Evaluating the chromospheric structure model of AD Leo using RH1.5D and magnetic field data

TL;DR

This study combines spectroscopic modeling and magnetic field maps to map the chromospheric structure of AD Leo, revealing the relationship between magnetic flux distribution and emission-line formation in active M dwarfs.

Contribution

It introduces a method that integrates Zeeman-Doppler imaging with multi-component chromospheric modeling to analyze stellar magnetic and chromospheric structures.

Findings

The model accurately reproduces spectral line profiles across epochs.

Active regions account for 55-86% of emission, with temperature variations over time.

Spatial locations of active regions match magnetic field distributions from ZDI.

Abstract

Context. The interplay between surface magnetic topology and chromospheric heating in active M dwarfs remains poorly constrained, limiting our understanding of their magnetic cycles and high-energy environments. Aims.
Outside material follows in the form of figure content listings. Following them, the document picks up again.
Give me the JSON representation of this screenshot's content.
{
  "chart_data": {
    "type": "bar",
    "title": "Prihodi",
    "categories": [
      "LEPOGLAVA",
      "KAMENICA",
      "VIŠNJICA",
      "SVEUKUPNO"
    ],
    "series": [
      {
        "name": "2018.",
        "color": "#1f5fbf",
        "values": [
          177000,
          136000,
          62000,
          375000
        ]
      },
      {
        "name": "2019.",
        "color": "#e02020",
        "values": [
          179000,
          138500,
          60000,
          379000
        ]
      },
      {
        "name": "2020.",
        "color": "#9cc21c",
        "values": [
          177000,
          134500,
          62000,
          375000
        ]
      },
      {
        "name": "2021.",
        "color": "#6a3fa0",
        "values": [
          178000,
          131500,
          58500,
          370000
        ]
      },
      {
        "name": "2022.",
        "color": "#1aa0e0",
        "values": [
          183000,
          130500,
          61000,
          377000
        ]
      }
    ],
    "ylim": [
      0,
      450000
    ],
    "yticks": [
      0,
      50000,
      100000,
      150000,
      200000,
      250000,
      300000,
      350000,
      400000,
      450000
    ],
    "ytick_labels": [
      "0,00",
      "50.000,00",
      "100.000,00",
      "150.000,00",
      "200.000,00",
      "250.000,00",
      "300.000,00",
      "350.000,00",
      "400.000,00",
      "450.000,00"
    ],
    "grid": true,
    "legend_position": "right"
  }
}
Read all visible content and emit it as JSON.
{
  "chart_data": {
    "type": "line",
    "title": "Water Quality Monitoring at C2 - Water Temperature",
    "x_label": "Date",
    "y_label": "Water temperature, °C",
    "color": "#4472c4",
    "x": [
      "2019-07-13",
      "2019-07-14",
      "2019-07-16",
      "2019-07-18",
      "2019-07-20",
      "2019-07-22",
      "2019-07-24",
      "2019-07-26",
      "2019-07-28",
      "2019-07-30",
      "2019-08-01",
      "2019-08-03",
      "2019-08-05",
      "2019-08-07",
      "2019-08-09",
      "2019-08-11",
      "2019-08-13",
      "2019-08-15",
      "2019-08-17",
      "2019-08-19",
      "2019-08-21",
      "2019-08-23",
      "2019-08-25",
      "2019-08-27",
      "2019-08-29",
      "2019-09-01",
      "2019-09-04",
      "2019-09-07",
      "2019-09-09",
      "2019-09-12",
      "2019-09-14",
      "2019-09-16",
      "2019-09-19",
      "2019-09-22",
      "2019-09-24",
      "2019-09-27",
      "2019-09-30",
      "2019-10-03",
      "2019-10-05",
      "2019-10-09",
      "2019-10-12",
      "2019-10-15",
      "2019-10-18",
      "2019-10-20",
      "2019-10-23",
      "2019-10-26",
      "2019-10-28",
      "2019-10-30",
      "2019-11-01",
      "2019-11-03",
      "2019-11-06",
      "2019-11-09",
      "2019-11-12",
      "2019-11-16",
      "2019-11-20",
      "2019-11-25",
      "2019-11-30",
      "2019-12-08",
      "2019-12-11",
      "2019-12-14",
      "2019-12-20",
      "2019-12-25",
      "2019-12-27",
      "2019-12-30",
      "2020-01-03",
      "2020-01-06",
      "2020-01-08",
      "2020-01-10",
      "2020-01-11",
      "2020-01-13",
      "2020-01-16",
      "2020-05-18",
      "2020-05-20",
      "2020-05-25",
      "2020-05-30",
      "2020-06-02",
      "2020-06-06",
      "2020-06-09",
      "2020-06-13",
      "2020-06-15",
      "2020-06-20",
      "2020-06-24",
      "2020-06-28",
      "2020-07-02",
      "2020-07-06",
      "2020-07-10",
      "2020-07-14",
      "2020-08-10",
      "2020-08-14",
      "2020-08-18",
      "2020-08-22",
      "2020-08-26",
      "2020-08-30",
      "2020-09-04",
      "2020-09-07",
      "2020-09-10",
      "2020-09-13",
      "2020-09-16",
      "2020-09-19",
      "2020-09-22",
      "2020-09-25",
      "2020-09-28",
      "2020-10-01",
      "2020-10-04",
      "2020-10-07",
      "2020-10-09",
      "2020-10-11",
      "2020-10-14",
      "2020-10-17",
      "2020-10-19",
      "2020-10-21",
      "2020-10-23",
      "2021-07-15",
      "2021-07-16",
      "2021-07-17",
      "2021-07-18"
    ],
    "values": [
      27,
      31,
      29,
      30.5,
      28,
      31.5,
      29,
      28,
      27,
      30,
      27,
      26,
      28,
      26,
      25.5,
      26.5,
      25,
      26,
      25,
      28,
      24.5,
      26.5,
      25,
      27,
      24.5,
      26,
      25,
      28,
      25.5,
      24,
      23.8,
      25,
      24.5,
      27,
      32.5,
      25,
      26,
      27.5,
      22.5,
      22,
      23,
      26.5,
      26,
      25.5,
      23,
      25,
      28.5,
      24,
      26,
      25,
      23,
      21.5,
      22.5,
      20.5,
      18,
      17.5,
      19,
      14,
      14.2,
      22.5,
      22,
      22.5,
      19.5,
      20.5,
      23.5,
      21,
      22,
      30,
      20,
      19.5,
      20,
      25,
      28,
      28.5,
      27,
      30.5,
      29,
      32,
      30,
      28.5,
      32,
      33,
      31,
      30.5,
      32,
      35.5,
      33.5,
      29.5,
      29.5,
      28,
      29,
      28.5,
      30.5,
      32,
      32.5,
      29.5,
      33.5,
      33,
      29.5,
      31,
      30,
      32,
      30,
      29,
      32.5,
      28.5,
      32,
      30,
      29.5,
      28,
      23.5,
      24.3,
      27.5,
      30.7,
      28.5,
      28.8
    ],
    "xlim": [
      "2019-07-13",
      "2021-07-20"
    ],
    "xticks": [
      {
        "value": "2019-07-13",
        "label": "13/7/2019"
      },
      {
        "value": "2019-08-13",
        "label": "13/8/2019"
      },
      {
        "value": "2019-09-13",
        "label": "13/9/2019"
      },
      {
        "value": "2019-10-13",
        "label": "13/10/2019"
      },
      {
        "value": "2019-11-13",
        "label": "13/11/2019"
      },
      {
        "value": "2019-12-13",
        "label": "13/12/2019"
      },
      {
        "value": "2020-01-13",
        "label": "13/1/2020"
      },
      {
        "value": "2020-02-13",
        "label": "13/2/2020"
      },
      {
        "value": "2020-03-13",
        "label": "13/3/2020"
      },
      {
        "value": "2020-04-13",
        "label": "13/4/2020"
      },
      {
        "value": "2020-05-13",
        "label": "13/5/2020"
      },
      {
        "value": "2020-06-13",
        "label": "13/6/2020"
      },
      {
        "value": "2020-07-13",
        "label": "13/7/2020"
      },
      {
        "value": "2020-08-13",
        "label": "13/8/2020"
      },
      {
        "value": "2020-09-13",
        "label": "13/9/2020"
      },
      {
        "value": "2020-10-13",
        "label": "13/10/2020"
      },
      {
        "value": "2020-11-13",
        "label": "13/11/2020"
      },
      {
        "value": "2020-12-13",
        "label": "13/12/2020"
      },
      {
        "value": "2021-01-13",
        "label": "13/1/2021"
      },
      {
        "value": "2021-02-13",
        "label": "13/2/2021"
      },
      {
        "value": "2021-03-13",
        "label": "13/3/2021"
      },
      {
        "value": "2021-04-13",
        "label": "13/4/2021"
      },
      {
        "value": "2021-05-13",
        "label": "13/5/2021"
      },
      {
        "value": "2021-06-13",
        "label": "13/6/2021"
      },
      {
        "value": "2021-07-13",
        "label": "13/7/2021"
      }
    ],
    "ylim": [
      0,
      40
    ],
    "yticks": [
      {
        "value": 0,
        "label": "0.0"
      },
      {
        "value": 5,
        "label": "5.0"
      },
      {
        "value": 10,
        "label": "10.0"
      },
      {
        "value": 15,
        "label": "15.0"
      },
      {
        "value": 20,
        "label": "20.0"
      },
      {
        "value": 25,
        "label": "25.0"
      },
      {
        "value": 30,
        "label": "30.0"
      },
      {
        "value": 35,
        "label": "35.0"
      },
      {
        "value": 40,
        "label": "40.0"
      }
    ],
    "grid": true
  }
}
We aim to test whether detailed Zeeman-Doppler imaging (ZDI) maps of AD Leo can be used to spatially anchor a multi-component chromospheric model and validate the link between magnetic flux distribution and emission-line formation. Methods. We analyze high-resolution CARMENES spectra of H-alpha and the Ca II infrared triplet, together with ZDI maps. Synthetic profiles are computed using the RH1.5D non-LTE radiative transfer code with two active atmospheric components (low-latitude near the equator and polar near the pole) and a quiet background. Their relative filling factors and temperature structures are optimized per epoch. The ZDI maps serve as qualitative references for the large-scale magnetic topology but are not used as input to the optimization. Results. Our model reproduces the spectral line profiles across multiple epochs. The low-latitude active region shows notable variability, accounting for approximately 55-86% of the emission, while the polar region remains relatively constant in area (12-17%) but exhibits temperature variations over time, particularly during periods of increased activity. The spatial locations of the active regions derived from spectroscopy agree well with the radial magnetic field distribution from ZDI. Conclusions. Combining spectroscopic modeling with magnetic field maps is an effective approach for mapping magneto-chromospheric structures in M dwarfs. This framework deepens our understanding of stellar magnetic cycles and chromospheric dynamics, paving the way for detailed time-resolved studies in active low-mass stars.